O’Keefe’s file lay on the desk. Bellinger didn’t touch it. He wanted to know whether Suttle had ever met the lad. Suttle shook his head. If only.
‘He’s unusual,’ Bellinger said. ‘Most of the referrals we get, you can bet there’s trouble at home. Broken families, step-parents who can’t cope, various forms of substance abuse, domestic violence, whatever. Trouble’s like sand. It obeys the laws of gravity. It trickles down through all that shit and it’s the kids at the bottom of the pile who get dumped on.’
‘But this Dermott’s the oldest.’
‘Exactly. And that’s not where it ends either. I don’t know whether you’ve been round to the house at all but chaos would be a polite word. There are eight kids in that house and the old man’s out of it most of the time, but in a funny way the whole thing works. So for once we’re not talking a shit home life. Far from it.’
‘So where’s the problem?’
‘Money. They’re skint. Eight kids take a lot of looking after and I’m betting the old man’s booze bill is astronomical. We made sure they’re getting everything they’re entitled to but even so it’s really hand to mouth. Mum’s the one who holds it all together.’
Suttle was trying to reconcile this account with the version he’d heard earlier. According to Faraday, young Dermott’s mother had declared UDI. The fact that her oldest was breaking every law in the land didn’t appear to concern her in the least. No school. No driving licence. No insurance. Regular court appearances. Someone else’s £40K motor in the lock-up round the corner. Surely this was tolerance gone mad?

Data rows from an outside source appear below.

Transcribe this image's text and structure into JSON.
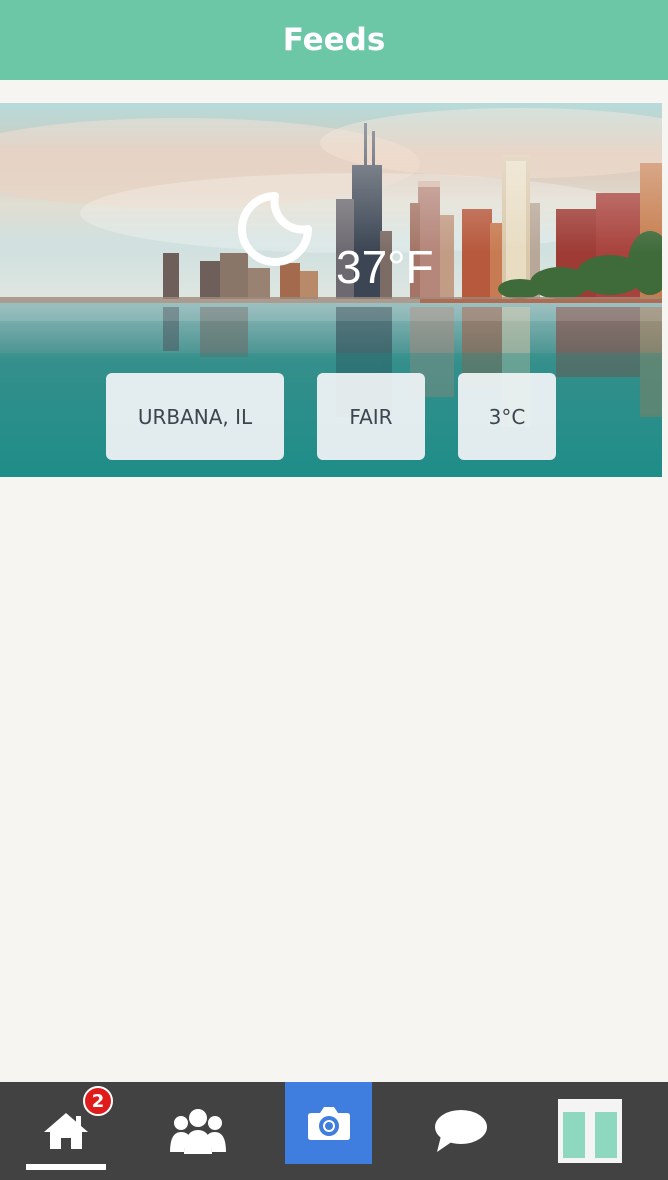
{
  "header": {
    "title": "Feeds"
  },
  "weather": {
    "icon": "moon-icon",
    "temperature_f": "37°F",
    "location": "URBANA, IL",
    "condition": "FAIR",
    "temperature_c": "3°C"
  },
  "tabbar": {
    "home_badge_count": "2",
    "items": [
      "home-icon",
      "groups-icon",
      "camera-icon",
      "chat-bubble-icon",
      "avatar"
    ],
    "active_tab": "home"
  },
  "colors": {
    "header_bg": "#6cc7a7",
    "tabbar_bg": "#424242",
    "camera_bg": "#3f7ddf",
    "badge_bg": "#e01b1b",
    "avatar_fill": "#8ed8c0"
  }
}
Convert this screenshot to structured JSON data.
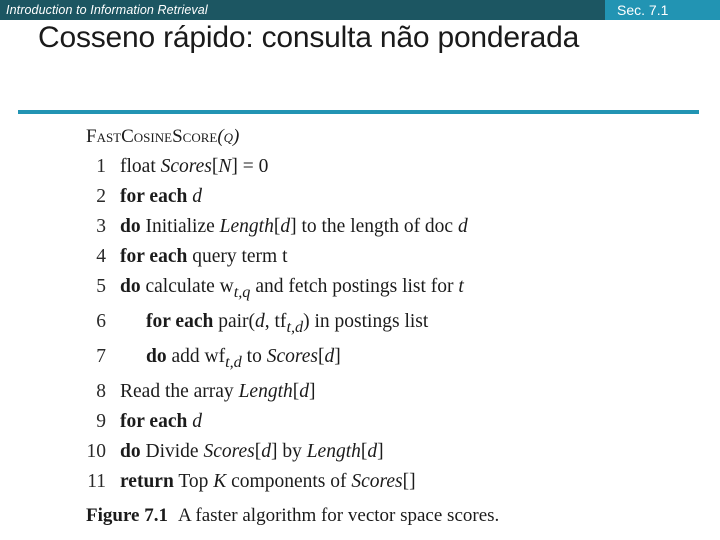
{
  "header": {
    "course_title": "Introduction to Information Retrieval",
    "section_badge": "Sec. 7.1",
    "bar_color": "#1c5662",
    "badge_color": "#2294b3"
  },
  "slide": {
    "title": "Cosseno rápido: consulta não ponderada",
    "rule_color": "#2294b3"
  },
  "figure": {
    "algorithm_name": "FastCosineScore",
    "algorithm_arg": "(q)",
    "lines": [
      {
        "n": "1",
        "indent": 0,
        "html": "float <i>Scores</i>[<i>N</i>] = 0"
      },
      {
        "n": "2",
        "indent": 0,
        "html": "<b>for each</b> <i>d</i>"
      },
      {
        "n": "3",
        "indent": 0,
        "html": "<b>do</b> Initialize <i>Length</i>[<i>d</i>] to the length of doc <i>d</i>"
      },
      {
        "n": "4",
        "indent": 0,
        "html": "<b>for each</b> query term t"
      },
      {
        "n": "5",
        "indent": 0,
        "html": "<b>do</b> calculate w<sub><i>t,q</i></sub> and fetch postings list for <i>t</i>"
      },
      {
        "n": "6",
        "indent": 1,
        "html": "<b>for each</b> pair(<i>d</i>, tf<sub><i>t,d</i></sub>) in postings list"
      },
      {
        "n": "7",
        "indent": 1,
        "html": "<b>do</b> add wf<sub><i>t,d</i></sub> to <i>Scores</i>[<i>d</i>]"
      },
      {
        "n": "8",
        "indent": 0,
        "html": "Read the array <i>Length</i>[<i>d</i>]"
      },
      {
        "n": "9",
        "indent": 0,
        "html": "<b>for each</b> <i>d</i>"
      },
      {
        "n": "10",
        "indent": 0,
        "html": "<b>do</b> Divide <i>Scores</i>[<i>d</i>] by <i>Length</i>[<i>d</i>]"
      },
      {
        "n": "11",
        "indent": 0,
        "html": "<b>return</b> Top <i>K</i> components of <i>Scores</i>[]"
      }
    ],
    "caption_label": "Figure 7.1",
    "caption_text": "A faster algorithm for vector space scores."
  }
}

‘She’s overwhelmed,’ Bellinger said at once. ‘She’s just got too much on her hands. As far as she’s concerned, Dermott’s a good wee boy, well-intentioned, and the rest of it is none of her business.’
‘So why has Dermott gone off the rails?’
‘Well …’ Bellinger smiled, ‘… that’s just it. In a way, he hasn’t. If you analyse his behaviour, ask yourself why he’s done each of these things, then you start getting a pattern.’
Both court appearances, he said, were down to shoplifting. In both cases he’d pleaded guilty and flatly denied he’d gone shopping with a list that his mother or someone else had drawn up. But the fact remained that few fifteen-year-olds stuffed loo roll, bleach and soap powder under their anoraks. They just couldn’t be arsed.
‘So what does that tell you?’ asked Suttle.
‘It tells me that the boy cares, that he
contributes
. In some societies he’d get a medal for what he’s done.’
‘And school?’
‘Bored shitless, like more or less every other kid in the country. But bored shitless because as far as he’s concerned there’s no bloody prospect of learning anything. Listen to Dermott for half an hour and you start realising why kids get into university without knowing how to read and write properly. The only difference is that the Dermotts of this world aren’t prepared to put up with it. When school showed no sign of ever getting better, he walked.’